TCK 116’nın doğru anlaşılabilmesi için, suçun üzerinde işlendiği mekanları tanımlayan “konut” ve “eklenti” kavramlarının geniş bir şekilde yorumlandığını bilmek gerekir.
“Konut” Kavramının Geniş Yorumu
Yargıtay, “konut” kavramını, sadece tapuda mesken olarak kayıtlı daire veya müstakil evlerle sınırlı tutmaz. Yargıtay’a göre konut, bir kişinin, geçici veya sürekli olarak, bireysel yaşama ve dinlenmeye özgülediği, dış dünyadan bir şekilde ayrılmış ve orada yaşama iradesini gösterdiği her türlü mekandır. Bu geniş yoruma göre şunlar da konut sayılabilir:
- Bir kişinin kiraladığı ve içinde yaşadığı otel odası.
- Yaz aylarında kalınan ve yaşam alanı olarak kullanılan bir yayla çadırı veya konteyner ev.
- İçinde yaşanılan bir karavan veya gemi kamarası.
- Kullanılmadığı zamanlarda kilitli tutulan ve başkasının girmesi istenmeyen yazlık evler.
Önemli olan, mekanın bir kişinin özel yaşam merkezi olarak benimsenmiş ve bu niyetin dışarıdan anlaşılabilir olmasıdır.
“Eklenti” (Müştemilat) Kavramı
Kanun, sadece konutun içini değil, konutun kullanım amacına özgülenmiş ve onunla doğrudan bağlantılı olan “eklenti” (müştemilat) olarak adlandırılan alanları da aynı koruma altına almıştır. Bir yerin eklenti sayılabilmesi için, konutun bulunduğu alan içinde kalması ve genellikle duvar, çit, parmaklık gibi engellerle dış dünyadan ayrılmış olması gerekir. Tipik eklenti örnekleri şunlardır:
- Evin etrafını çeviren ve başkasının girmesi istenmeyen avlu veya bahçe.
- Konuta ait özel garaj, odunluk, kömürlük veya depo.
- Apartman dairelerine ait olan ve dışarıdan girilebilen balkon veya teraslar.
Suçun Basit Hali (TCK 116/1) ve İşyeri Dokunulmazlığı (TCK 116/2)
Suçun temel hali, iki farklı seçimlik hareketle işlenebilir. Bu hareketlerden birinin yapılması suçun oluşması için yeterlidir.
Suçun İşleniş Biçimleri: “Girmek” veya “Çıkmamak”

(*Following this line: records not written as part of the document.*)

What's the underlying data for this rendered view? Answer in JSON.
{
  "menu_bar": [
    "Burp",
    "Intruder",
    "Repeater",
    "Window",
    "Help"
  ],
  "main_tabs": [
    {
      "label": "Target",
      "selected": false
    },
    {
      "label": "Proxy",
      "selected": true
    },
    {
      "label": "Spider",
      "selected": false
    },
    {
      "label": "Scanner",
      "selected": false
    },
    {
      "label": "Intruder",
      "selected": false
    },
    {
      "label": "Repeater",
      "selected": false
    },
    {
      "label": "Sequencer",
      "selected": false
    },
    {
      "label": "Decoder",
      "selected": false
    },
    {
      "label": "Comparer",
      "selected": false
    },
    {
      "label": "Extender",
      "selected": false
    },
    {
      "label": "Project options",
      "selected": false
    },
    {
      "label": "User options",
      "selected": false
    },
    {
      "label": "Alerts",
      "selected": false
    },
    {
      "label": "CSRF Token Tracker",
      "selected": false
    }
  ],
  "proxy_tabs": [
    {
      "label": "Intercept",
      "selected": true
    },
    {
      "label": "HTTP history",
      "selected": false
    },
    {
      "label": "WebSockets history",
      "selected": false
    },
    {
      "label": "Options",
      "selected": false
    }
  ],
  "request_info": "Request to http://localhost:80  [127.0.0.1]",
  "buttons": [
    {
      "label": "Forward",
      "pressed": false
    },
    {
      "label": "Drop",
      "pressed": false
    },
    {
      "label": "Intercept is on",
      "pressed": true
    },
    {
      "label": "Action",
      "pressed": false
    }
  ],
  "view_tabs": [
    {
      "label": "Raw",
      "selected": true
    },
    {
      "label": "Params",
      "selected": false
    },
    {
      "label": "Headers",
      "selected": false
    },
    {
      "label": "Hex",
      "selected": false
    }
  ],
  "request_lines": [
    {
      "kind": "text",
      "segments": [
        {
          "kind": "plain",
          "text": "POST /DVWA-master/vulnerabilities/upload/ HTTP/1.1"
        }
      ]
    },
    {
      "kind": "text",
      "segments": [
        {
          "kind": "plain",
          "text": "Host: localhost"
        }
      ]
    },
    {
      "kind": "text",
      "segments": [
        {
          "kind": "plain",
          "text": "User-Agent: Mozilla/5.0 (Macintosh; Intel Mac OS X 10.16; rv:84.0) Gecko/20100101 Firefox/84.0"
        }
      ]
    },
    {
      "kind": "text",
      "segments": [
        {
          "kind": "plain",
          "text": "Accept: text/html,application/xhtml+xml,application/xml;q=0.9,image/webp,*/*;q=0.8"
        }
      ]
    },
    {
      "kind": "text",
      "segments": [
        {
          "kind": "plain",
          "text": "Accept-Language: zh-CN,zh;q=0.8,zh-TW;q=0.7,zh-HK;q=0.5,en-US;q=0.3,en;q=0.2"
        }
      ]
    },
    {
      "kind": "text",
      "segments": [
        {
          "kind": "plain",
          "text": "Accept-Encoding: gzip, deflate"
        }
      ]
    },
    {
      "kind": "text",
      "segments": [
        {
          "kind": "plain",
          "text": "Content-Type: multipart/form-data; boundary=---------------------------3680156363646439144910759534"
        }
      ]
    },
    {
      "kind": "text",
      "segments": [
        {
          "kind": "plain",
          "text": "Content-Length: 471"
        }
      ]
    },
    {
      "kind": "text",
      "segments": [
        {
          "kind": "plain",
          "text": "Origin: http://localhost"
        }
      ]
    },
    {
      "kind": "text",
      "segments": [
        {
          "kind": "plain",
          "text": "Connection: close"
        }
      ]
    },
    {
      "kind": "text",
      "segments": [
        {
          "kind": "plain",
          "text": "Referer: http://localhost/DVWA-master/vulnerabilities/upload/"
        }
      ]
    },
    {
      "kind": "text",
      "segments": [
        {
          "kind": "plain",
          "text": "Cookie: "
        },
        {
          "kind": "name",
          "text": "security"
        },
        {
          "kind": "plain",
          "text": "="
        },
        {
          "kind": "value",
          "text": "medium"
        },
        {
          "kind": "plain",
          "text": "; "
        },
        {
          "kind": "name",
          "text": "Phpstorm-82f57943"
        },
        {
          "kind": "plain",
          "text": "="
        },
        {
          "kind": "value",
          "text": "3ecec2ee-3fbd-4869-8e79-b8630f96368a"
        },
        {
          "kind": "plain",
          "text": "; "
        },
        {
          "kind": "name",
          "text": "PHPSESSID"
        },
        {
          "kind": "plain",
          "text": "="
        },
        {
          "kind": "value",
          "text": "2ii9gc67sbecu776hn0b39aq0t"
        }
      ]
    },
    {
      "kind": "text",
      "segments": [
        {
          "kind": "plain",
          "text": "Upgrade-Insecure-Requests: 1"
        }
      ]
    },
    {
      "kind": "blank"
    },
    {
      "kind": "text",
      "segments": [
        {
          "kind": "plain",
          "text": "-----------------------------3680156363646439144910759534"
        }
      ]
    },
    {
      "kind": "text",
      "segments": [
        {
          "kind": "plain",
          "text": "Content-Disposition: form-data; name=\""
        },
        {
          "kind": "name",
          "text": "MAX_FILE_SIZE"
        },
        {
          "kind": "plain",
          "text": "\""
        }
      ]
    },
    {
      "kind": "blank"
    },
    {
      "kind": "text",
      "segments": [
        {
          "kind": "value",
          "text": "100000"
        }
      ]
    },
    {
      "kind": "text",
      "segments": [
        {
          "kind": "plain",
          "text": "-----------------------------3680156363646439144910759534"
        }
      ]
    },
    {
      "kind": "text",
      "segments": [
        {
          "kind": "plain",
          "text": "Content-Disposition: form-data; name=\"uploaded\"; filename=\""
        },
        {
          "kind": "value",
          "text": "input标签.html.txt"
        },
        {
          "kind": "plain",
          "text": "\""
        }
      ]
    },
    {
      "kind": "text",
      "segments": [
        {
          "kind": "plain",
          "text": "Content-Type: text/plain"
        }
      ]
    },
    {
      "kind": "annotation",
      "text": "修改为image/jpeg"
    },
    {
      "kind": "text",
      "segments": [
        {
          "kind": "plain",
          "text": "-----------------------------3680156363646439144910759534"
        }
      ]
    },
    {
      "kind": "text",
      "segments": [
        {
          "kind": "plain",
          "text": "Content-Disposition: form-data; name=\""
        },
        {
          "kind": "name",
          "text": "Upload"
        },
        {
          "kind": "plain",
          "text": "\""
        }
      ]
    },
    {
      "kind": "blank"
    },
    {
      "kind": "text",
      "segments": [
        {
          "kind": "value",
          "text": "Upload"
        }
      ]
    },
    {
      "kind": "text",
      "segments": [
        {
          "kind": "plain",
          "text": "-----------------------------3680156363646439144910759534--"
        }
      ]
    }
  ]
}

- Rızaya Aykırı Olarak “Girmek”: Bu, en yaygın işleniş biçimidir. Failin, hak sahibinin (evde oturan kişinin) geçerli bir rızası olmaksızın, konutun veya eklentisinin sınırlarını hukuka aykırı bir şekilde geçmesidir. Girme eylemi gizlice, aldatarak veya zorla olabilir. Vücudun bir kısmının (örneğin pencereden kafasını uzatması) içeri girmesi dahi suçun oluşması için yeterlidir.
- Rıza İle Girdikten Sonra “Çıkmamak”: Bu durumda fail, başlangıçta hak sahibinin rızasıyla konuta girmiştir. Ancak daha sonra hak sahibi bu rızasını geri çeker ve failden konutu terk etmesini ister. Failin, bu meşru talebe rağmen konuttan çıkmamakta ısrar etmesi, bu suçu oluşturur. Örneğin, eve misafir olarak gelen bir kişinin, çıkan bir tartışma sonrası ev sahibinin “evimden çık git” demesine rağmen çıkmaması.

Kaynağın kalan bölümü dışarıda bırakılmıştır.